Laboratory of Embedded and Distribution Systems, University of Vale do Itajaí, Rua Uruguai 458, C.P. 360, Itajaí 88302-901, Brazil.
Expert Systems and Applications Lab, Faculty of Science, University of Salamanca, Plaza de los Caídos s/n, 37008 Salamanca, Spain.
Sensors (Basel). 2020 Oct 23;20(21):6030. doi: 10.3390/s20216030.

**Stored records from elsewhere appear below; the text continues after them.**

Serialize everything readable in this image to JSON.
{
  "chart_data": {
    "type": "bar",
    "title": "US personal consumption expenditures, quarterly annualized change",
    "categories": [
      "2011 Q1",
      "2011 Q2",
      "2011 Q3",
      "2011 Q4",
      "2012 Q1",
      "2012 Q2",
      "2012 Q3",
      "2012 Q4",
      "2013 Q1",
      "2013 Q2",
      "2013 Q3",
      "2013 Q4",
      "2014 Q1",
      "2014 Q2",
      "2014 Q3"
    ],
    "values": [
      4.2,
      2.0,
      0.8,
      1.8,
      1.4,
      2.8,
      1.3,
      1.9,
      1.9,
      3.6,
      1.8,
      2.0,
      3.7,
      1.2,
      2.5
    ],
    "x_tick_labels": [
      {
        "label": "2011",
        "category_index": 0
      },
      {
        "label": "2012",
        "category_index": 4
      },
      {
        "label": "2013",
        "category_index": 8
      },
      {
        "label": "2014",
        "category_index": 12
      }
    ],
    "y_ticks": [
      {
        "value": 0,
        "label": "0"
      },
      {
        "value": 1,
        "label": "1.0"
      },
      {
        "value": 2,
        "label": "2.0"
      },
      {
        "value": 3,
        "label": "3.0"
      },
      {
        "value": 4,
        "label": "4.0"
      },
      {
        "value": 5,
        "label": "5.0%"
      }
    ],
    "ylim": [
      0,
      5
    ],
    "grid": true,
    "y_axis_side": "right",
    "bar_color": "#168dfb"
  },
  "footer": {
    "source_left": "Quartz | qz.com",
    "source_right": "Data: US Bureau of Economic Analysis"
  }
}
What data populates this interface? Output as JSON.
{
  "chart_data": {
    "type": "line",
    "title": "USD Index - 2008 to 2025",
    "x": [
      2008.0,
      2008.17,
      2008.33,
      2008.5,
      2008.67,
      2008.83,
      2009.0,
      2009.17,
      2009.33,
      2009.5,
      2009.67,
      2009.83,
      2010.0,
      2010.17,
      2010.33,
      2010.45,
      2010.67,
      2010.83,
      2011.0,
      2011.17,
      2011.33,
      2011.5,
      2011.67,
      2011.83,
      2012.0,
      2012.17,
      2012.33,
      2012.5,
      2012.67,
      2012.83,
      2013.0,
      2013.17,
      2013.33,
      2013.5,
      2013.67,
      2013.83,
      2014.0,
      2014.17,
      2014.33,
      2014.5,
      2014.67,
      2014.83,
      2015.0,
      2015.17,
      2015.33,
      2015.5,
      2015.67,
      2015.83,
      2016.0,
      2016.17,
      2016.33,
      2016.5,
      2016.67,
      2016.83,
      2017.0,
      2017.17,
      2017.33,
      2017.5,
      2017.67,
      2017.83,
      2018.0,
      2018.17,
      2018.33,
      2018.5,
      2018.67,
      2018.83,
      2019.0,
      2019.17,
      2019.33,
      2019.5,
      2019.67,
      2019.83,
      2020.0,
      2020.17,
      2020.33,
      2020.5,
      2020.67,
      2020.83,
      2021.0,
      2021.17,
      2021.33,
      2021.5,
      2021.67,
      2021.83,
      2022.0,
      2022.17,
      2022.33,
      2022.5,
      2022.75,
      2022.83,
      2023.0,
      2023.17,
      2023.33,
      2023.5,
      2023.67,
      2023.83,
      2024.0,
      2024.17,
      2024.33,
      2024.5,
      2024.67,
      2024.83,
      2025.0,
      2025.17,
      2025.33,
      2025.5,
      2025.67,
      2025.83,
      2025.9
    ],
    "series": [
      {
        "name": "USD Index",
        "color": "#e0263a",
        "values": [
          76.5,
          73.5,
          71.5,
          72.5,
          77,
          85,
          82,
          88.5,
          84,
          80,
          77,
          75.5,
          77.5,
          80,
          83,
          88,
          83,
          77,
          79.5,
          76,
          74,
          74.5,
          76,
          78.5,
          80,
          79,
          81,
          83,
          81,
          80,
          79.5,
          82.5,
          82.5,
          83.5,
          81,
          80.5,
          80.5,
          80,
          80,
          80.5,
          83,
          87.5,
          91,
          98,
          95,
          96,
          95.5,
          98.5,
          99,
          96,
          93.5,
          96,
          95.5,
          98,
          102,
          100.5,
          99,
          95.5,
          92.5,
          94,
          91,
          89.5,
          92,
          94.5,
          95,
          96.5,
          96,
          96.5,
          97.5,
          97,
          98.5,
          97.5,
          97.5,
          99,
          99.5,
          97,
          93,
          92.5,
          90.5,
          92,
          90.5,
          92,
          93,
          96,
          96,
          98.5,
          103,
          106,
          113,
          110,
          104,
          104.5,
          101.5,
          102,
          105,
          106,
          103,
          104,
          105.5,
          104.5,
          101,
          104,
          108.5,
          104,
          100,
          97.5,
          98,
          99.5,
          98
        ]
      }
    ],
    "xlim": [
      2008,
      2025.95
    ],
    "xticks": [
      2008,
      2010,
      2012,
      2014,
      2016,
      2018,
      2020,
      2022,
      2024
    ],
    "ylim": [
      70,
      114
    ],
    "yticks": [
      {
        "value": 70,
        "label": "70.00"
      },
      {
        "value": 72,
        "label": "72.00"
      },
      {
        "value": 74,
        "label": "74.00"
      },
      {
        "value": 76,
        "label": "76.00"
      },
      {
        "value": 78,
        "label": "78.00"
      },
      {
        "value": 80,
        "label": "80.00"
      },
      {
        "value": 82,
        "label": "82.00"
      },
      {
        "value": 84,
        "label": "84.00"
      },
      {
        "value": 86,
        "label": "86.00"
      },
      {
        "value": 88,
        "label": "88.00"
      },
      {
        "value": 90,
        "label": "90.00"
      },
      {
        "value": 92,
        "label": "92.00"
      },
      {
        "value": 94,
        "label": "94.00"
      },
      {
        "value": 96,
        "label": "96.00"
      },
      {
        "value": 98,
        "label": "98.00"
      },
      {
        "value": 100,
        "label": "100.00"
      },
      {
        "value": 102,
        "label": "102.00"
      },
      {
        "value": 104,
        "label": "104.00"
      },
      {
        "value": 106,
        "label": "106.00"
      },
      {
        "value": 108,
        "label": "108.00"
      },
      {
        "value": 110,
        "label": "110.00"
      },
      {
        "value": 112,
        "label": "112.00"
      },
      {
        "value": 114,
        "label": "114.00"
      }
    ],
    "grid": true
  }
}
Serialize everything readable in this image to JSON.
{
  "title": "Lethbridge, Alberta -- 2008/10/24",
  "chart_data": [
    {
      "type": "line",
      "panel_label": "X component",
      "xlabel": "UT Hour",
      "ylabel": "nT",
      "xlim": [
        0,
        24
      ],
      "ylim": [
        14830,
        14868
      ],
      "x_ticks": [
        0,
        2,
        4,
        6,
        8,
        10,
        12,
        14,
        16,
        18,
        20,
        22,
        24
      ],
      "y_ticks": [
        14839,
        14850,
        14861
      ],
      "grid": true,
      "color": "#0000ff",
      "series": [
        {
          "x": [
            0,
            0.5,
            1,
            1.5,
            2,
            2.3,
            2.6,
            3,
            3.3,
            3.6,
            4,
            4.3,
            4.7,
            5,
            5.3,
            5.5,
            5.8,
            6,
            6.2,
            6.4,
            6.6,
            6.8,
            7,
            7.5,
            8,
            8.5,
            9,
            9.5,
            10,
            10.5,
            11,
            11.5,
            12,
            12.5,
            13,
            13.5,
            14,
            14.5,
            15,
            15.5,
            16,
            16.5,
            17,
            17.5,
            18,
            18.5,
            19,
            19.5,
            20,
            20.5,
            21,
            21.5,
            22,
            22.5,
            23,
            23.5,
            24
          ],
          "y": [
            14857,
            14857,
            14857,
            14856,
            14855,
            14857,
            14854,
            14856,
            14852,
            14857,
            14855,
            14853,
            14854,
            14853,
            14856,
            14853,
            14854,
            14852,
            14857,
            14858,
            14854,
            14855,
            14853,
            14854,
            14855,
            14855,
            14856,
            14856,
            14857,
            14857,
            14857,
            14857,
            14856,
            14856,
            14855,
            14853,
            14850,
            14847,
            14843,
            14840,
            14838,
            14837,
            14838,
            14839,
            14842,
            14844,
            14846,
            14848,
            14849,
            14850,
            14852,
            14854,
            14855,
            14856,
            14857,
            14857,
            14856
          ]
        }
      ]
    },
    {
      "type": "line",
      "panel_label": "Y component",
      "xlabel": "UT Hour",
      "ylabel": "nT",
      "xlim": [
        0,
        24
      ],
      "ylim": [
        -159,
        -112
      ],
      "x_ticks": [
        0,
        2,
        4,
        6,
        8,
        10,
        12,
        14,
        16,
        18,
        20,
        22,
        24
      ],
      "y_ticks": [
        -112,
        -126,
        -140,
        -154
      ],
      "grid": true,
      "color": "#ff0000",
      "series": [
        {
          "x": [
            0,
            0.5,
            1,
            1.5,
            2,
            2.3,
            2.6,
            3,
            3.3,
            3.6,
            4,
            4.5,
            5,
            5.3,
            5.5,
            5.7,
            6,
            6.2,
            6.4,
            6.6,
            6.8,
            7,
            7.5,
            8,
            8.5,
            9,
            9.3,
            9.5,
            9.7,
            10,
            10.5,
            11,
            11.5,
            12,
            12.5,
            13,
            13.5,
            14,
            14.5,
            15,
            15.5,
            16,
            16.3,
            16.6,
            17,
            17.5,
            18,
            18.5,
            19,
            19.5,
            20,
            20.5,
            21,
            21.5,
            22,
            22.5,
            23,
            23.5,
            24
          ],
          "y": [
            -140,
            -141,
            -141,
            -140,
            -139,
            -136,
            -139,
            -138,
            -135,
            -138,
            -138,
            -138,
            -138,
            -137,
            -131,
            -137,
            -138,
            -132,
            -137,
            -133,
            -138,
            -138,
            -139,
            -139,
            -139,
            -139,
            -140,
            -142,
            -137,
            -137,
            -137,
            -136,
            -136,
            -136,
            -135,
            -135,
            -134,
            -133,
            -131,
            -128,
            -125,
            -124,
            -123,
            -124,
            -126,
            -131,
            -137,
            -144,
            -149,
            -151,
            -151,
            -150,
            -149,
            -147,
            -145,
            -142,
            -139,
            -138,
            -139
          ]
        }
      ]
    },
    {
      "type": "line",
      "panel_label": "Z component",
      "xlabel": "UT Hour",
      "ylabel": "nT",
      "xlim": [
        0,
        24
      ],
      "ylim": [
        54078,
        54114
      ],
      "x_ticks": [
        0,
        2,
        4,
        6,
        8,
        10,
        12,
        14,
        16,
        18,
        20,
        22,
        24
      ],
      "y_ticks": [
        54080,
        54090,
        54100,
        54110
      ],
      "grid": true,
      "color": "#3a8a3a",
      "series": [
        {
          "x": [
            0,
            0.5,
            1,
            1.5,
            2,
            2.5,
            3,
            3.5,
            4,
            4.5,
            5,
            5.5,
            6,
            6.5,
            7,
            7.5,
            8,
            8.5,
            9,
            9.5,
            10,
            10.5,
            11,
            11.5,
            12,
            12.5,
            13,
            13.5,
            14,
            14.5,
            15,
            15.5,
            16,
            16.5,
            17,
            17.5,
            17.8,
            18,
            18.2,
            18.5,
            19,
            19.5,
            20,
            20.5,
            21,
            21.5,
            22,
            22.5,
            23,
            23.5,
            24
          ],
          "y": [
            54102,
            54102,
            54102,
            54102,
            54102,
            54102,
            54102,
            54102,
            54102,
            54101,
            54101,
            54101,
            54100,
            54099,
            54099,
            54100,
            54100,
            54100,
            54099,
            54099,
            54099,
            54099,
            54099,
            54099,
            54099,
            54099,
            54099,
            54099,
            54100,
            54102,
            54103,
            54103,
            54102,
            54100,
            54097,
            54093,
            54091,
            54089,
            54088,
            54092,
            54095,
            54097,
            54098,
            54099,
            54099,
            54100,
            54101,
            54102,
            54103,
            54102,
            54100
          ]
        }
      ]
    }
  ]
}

Data on diagnosis of infection in the general population are strategic for different applications in the public and private spheres. Among them, the data related to symptoms and people displacement stand out, mainly considering highly contagious diseases. This data is sensitive and requires data privacy initiatives to enable its large-scale use. The search for population-monitoring strategies aims at social tracking, supporting the surveillance of contagions to respond to the confrontation with COVID-19. There are several data privacy issues in environments where IoT devices are used for monitoring hospital processes. In this research, we compare works related to the subject of privacy in the health area. To this end, this research proposes a taxonomy to support the requirements necessary to control patient data privacy in a hospital environment. According to the tests and comparisons made between the variables compared, the application obtained results that contribute to the scenarios applied. In this sense, we modeled and implemented an application. By the end, a mobile application was developed to analyze the privacy and security constraints with COVID-19.
人群感染诊断数据对于公共和私营领域的不同应用具有战略意义。其中,与症状和人员流动相关的数据尤为突出,主要考虑到高传染性疾病。这些数据具有敏感性,需要数据隐私倡议来支持其大规模使用。人群监测策略的目的是进行社会追踪,支持传染病监测,以应对 COVID-19 的挑战。在使用物联网设备监测医院流程的环境中,存在一些数据隐私问题。在这项研究中,我们比较了与健康领域隐私主题相关的工作。为此,本研究提出了一个分类法,以支持在医院环境中控制患者数据隐私所需的要求。根据对比较变量进行的测试和比较,应用程序获得了有助于应用场景的结果。从这个意义上说,我们对应用程序进行了建模和实现。最后,开发了一个移动应用程序来分析与 COVID-19 相关的隐私和安全约束。